Data Science Ai Mcp
Hook MEOK AI Labs data-science MCP into your agent so analysis, modeling helpers, and data workflows are callable tools while you build data-backed features.
Overview
data-science-ai-mcp is a MCP server for the Build phase that links coding agents to MEOK AI Labs data-science tooling over stdio.
What is this MCP server?
- data-science-ai-mcp v1.0.4 stdio server on PyPI from MEOK AI Labs
- Registry id io.github.CSOAI-ORG/data-science-ai-mcp with GitHub source
- Targets data-science and analytics agent workflows over MCP
- Standard MCP server schema (2025-12-11) for client compatibility
- Local stdio transport for IDE-embedded data work
- Version 1.0.4 on MCP registry
- Transport: stdio
- PyPI identifier: data-science-ai-mcp
What problem does it solve?
Builders iterating on analytics code in the IDE lack a standard MCP layer for repeatable data-science actions the agent can invoke safely and consistently.
Who is it for?
Indie builders shipping data-heavy SaaS or internal tools who already use MCP and want analytics-oriented agent tools during backend work.
Skip if: Teams that need a governed enterprise data platform, scheduled Spark jobs, or certified BI deployment without any local Python MCP setup.
What do I get? / Deliverables
Once registered, your agent can call data-science MCP tools from MEOK AI Labs while you implement metrics, experiments, and data features in the same workspace.
- Running data-science-ai-mcp stdio server wired into your agent
- MCP-exposed data-science tool calls usable during feature development
- Faster iteration loop between code edits and agent-driven data tasks
Recommended MCP Servers
Journey fit
Data science and analytics implementation happens in Build when you wire datasets, metrics, and ML-adjacent logic into the product.
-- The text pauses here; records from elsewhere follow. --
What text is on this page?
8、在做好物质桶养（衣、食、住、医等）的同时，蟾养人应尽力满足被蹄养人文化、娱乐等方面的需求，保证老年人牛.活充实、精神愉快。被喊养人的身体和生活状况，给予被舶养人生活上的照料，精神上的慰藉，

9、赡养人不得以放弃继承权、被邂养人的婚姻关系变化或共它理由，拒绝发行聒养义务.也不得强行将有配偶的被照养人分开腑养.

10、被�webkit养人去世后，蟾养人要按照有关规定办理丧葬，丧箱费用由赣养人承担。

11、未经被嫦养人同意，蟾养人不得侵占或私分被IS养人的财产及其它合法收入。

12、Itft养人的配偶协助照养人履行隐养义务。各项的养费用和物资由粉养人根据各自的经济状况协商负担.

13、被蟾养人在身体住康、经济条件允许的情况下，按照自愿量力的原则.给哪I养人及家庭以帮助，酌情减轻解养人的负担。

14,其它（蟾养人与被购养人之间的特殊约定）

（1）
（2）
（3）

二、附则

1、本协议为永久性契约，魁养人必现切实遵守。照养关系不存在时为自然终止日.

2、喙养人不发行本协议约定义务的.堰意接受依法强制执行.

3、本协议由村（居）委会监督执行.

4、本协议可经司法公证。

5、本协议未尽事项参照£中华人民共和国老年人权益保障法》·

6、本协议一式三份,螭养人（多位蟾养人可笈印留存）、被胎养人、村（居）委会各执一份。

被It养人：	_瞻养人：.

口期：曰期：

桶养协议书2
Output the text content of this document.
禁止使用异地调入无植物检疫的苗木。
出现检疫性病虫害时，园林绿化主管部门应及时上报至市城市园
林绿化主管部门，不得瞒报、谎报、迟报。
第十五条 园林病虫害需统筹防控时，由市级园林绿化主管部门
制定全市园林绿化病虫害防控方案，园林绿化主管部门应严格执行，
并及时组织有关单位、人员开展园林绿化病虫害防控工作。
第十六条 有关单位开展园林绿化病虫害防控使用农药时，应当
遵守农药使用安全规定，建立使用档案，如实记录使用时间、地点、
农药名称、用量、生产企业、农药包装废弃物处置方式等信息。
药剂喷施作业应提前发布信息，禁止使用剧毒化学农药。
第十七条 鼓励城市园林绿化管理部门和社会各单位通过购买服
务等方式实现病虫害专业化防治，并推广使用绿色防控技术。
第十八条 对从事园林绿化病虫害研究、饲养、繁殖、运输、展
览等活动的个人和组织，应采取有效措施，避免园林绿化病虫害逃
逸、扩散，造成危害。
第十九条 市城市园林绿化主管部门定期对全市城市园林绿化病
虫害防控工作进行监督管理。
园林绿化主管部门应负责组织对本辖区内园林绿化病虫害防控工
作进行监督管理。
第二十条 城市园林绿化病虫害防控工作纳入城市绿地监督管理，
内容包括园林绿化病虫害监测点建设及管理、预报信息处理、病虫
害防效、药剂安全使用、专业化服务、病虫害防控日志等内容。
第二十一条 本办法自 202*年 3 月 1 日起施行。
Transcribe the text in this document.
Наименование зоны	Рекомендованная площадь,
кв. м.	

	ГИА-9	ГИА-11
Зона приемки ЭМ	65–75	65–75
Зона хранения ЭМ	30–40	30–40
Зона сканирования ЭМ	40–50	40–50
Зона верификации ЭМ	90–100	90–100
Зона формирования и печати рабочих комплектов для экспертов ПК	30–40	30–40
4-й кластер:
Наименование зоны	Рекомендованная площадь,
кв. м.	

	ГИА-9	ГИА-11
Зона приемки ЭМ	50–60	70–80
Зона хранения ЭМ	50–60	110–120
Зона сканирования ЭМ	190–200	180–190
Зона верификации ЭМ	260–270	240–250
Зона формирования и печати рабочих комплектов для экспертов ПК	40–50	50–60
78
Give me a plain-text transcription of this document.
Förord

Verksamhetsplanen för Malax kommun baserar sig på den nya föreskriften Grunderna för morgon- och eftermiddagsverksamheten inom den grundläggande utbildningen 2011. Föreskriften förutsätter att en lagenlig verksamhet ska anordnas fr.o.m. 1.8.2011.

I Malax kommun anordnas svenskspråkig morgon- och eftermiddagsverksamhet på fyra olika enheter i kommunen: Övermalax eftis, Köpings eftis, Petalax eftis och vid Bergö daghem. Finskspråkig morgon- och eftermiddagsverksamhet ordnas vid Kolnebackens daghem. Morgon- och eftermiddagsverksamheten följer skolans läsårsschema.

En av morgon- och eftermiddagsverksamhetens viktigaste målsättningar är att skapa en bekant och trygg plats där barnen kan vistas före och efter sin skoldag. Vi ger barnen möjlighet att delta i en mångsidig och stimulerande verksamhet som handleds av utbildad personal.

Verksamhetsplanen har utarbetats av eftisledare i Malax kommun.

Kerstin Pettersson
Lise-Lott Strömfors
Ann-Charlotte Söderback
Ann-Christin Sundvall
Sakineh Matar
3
Backend subphase covers server-side analytics, pipelines, and data APIs—the natural home for a data-science MCP server during implementation.
How it compares
MCP data-science integration for agents, not a hosted Jupyter or warehouse console.
Common Questions / FAQ
Who is data-science-ai-mcp for?
It is for developers using MCP agents who are building analytics, modeling, or data pipeline features and want MEOK AI Labs data-science tools in the loop.
When should I use data-science-ai-mcp?
Use it during Build, especially backend analytics work, when you want agent-driven data-science actions via MCP rather than isolated chat sessions.
How do I add data-science-ai-mcp to my agent?
Install the data-science-ai-mcp PyPI package, configure stdio in your MCP client, and register io.github.CSOAI-ORG/data-science-ai-mcp per your host’s server JSON format.